## CHAOSS METRICS

This is an attempt to map all the Metrics that manuscripts produces currently. I am not imepelemting this directly into manuscripts, because of the following reasons:
- I think I need to test a bit more how the new functions will work with the current metrics to be calculated
- The functions and classes that are used currently in manuscripts are quite different than how we are calculating the new metrics and the old ones using new functions. Hence the new functions cannot be directly plugged in.

In [20]:
from manuscripts2.new_functions import EQCC, Index, calculate_bmi, buckets_to_df
from manuscripts2.derived_classes import Issues, PullRequests

from elasticsearch import Elasticsearch
# utility and support modules
from pprint import pprint
from datetime import datetime, timezone, timedelta

import pandas as pd
# declare the necessary variables
es = Elasticsearch("http://localhost:9200/")

github_data_source = "aima_github"
git_data_source = "aima_git"

github_index = Index(index=github_data_source)
git_index = Index(index=git_data_source)

start_date = datetime(2015, 1, 1)
end_date = datetime.now()
end_date = end_date.replace(hour=0, minute=0, second=0, microsecond=0)
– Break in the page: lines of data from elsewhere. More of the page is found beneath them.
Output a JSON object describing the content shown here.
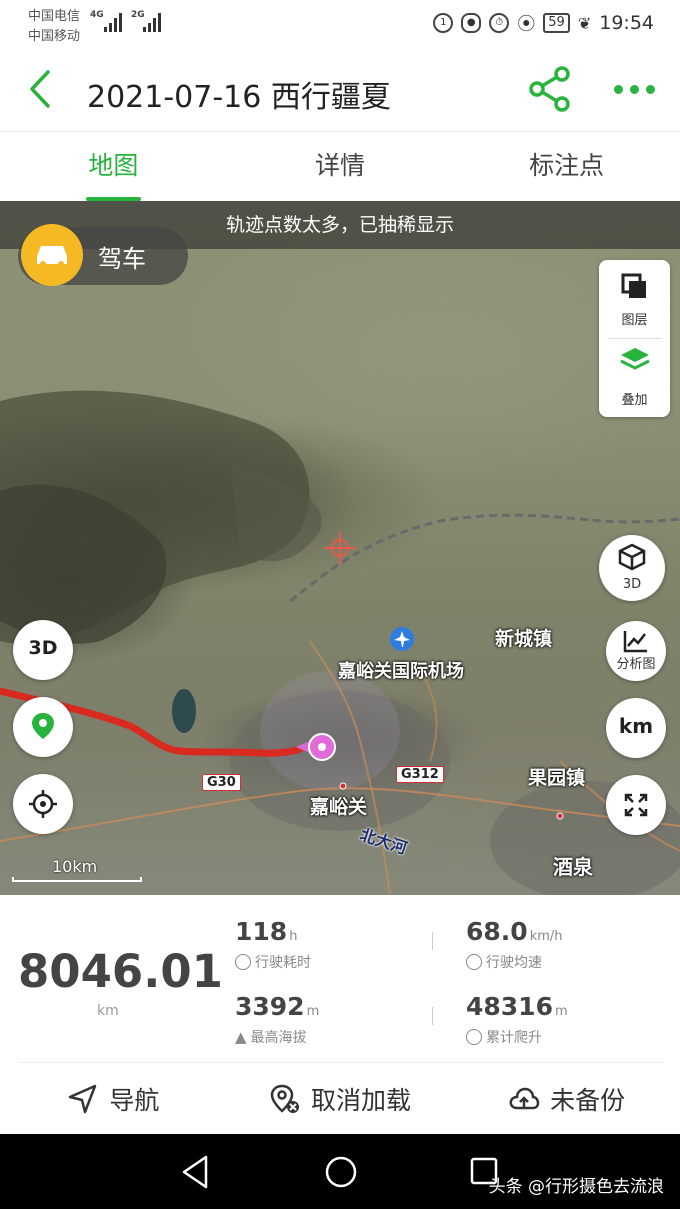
{
  "status_bar": {
    "carrier1": "中国电信",
    "carrier2": "中国移动",
    "sig1": "4G",
    "sig2": "2G",
    "battery": "59",
    "time": "19:54"
  },
  "header": {
    "title": "2021-07-16 西行疆夏",
    "accent_color": "#27b33c"
  },
  "tabs": [
    {
      "label": "地图",
      "active": true
    },
    {
      "label": "详情",
      "active": false
    },
    {
      "label": "标注点",
      "active": false
    }
  ],
  "map": {
    "notice": "轨迹点数太多，已抽稀显示",
    "mode": "驾车",
    "panel": {
      "layers": "图层",
      "overlay": "叠加"
    },
    "buttons": {
      "threed": "3D",
      "analysis": "分析图",
      "units": "km"
    },
    "left_buttons": {
      "threed": "3D"
    },
    "scale": "10km",
    "labels": {
      "airport": "嘉峪关国际机场",
      "town1": "新城镇",
      "town2": "果园镇",
      "city1": "嘉峪关",
      "city2": "酒泉",
      "river": "北大河",
      "road1": "G30",
      "road2": "G312"
    }
  },
  "stats": {
    "total_distance": "8046.01",
    "total_unit": "km",
    "duration": {
      "value": "118",
      "unit": "h",
      "label": "行驶耗时"
    },
    "avg_speed": {
      "value": "68.0",
      "unit": "km/h",
      "label": "行驶均速"
    },
    "max_alt": {
      "value": "3392",
      "unit": "m",
      "label": "最高海拔"
    },
    "climb": {
      "value": "48316",
      "unit": "m",
      "label": "累计爬升"
    }
  },
  "actions": [
    {
      "label": "导航"
    },
    {
      "label": "取消加载"
    },
    {
      "label": "未备份"
    }
  ],
  "watermark": "头条 @行形摄色去流浪"
}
[Here is the PDF of aima_python that is generated when we create a report using manuscripts as it is.](https://github.com/aswanipranjal/gsoc-manuscripts/blob/master/aima_python.pdf)

### OVERVIEW

- Activity metrics: we have to get the trend for these:
	- Closed PRs
	- Open PRs
	- Issues Open
	- Issues Closed
	- Commits created 
   

- Authors per interval selected: description: average number of developers per month by quarters (so we have the average number of developers per month during those three months). If the approach is to work at the level of month, then just the number of developers per month.
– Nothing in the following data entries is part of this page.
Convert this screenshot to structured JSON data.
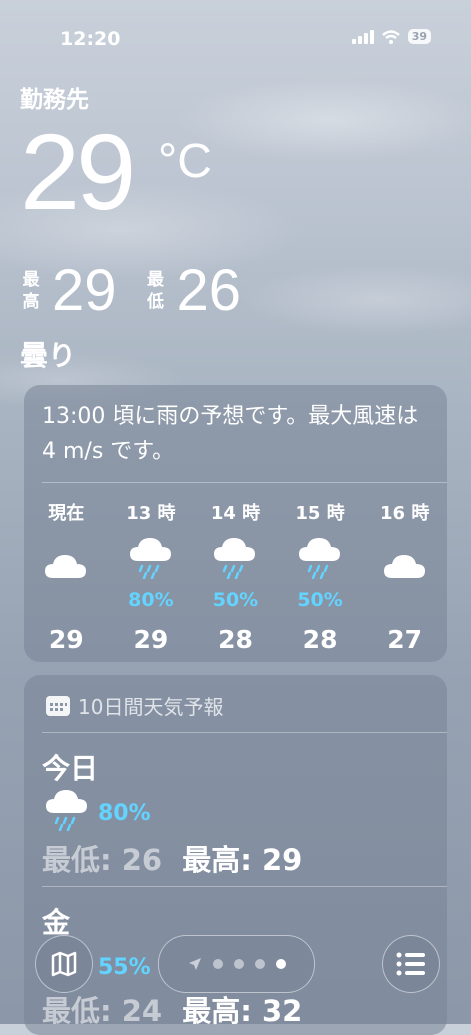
{
  "status": {
    "time": "12:20",
    "battery": "39"
  },
  "current": {
    "location": "勤務先",
    "temperature": "29",
    "unit": "°C",
    "high_label": "最高",
    "high": "29",
    "low_label": "最低",
    "low": "26",
    "condition": "曇り"
  },
  "hourly": {
    "summary": "13:00 頃に雨の予想です。最大風速は 4 m/s です。",
    "items": [
      {
        "label": "現在",
        "icon": "cloud-icon",
        "pop": "",
        "temp": "29"
      },
      {
        "label": "13 時",
        "icon": "rain-cloud-icon",
        "pop": "80%",
        "temp": "29"
      },
      {
        "label": "14 時",
        "icon": "rain-cloud-icon",
        "pop": "50%",
        "temp": "28"
      },
      {
        "label": "15 時",
        "icon": "rain-cloud-icon",
        "pop": "50%",
        "temp": "28"
      },
      {
        "label": "16 時",
        "icon": "cloud-icon",
        "pop": "",
        "temp": "27"
      }
    ]
  },
  "forecast": {
    "title": "10日間天気予報",
    "days": [
      {
        "name": "今日",
        "pop": "80%",
        "low_label": "最低:",
        "low": "26",
        "high_label": "最高:",
        "high": "29"
      },
      {
        "name": "金",
        "pop": "55%",
        "low_label": "最低:",
        "low": "24",
        "high_label": "最高:",
        "high": "32"
      }
    ]
  },
  "colors": {
    "precip": "#63d3ff"
  }
}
- BMI metrics: a little introduction about BMI- here, BMI calculates the efficiency of creating/closing Issues and PRs.
	- BMI of PRs: closed PRs/ submitted PRs in total and a trend showing the same ratio over the said interval(month, week, year) in the given range of time.
	- BMI for issues: same as PRs but for issues.


- Time to close metrics:
	- Median for Days to close a PR.
	- Median for Days to close an issue.

In [21]:
closed_pr = PullRequests(github_index)
closed_pr.is_closed()
# get trend by month:
closed_pr.get_cardinality("id_in_repo").by_period()
print("Trend for month: ", closed_pr.get_trend())

# get trend by quarter:
closed_pr.get_cardinality("id_in_repo").by_period(period="quarter")
print("Trend for quarter: ", closed_pr.get_trend())

Trend for month:  (6, -50)
Trend for quarter:  (15, -893)


In [22]:
opened_pr = PullRequests(github_index)
# get trend by month:
opened_pr.get_cardinality("id_in_repo").by_period()
print("Trend for month: ", opened_pr.get_trend())
# get trend by quarter:
opened_pr.get_cardinality("id_in_repo").by_period(period="quarter")
print("Trend for quarter: ", opened_pr.get_trend())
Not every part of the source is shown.